Methods:  Pediatric otolaryngologists and pulmonologists were surveyed regarding surveillance culture practices. Records of children with tracheostomy tubes from January 1, 2003, through December 31, 2007, were reviewed. Consecutive cultures were compared for similarity of bacteria and antibiotic sensitivity when a clinic culture preceded a culture from when the child was ill and received antibiotics and when a hospital culture preceded a hospital culture from a separate hospitalization.
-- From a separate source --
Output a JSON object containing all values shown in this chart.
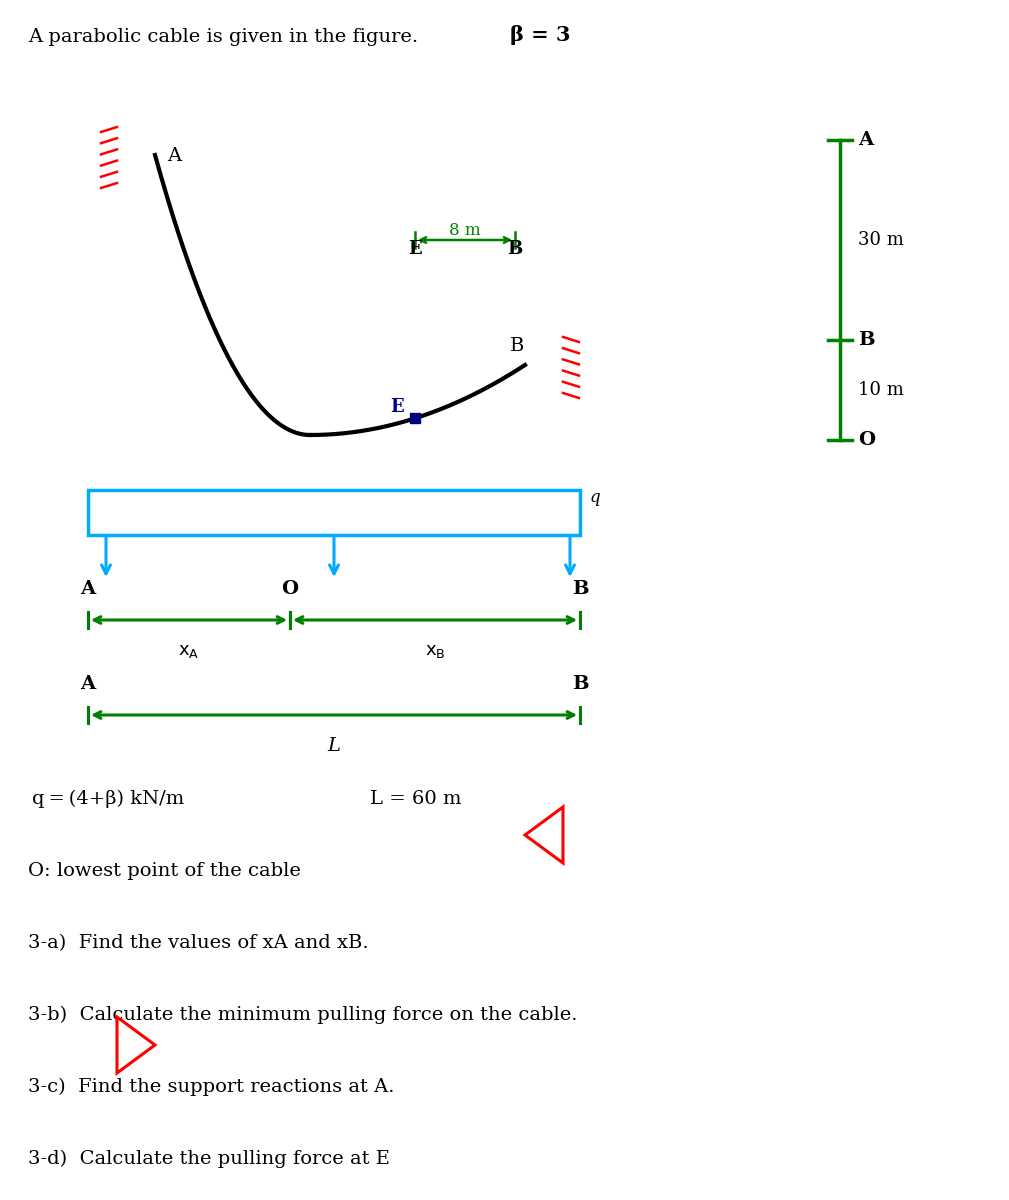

Results:  Seventy-nine of 146 pulmonologists and five of 33 otolaryngologists obtained routine surveillance tracheal aspirate cultures (P < .001); 97% of pulmonologists used these cultures to guide subsequent empiric therapy. There were 36 of 170 children with one or more eligible pairs of cultures. Nearly all children had a change in flora in their tracheal cultures. Limiting empiric antibiotic choices to those that would cover microbes isolated in the previous culture likely would not have been effective in covering one or more microbes isolated in the second culture in 56% of pairs with the first culture from hospitalization vs 30% with the first culture from an outpatient setting (P = .15).

Conclusions:  This study demonstrated that there are significant changes in bacteria or antibiotic sensitivity between consecutive tracheal cultures in children with tracheostomy tubes. Use of prior tracheal cultures from these children was of limited value for choosing empiric antibiotic therapy in treating acute lower respiratory exacerbations. Surveillance cultures, thus, are an unnecessary burden and expense of care.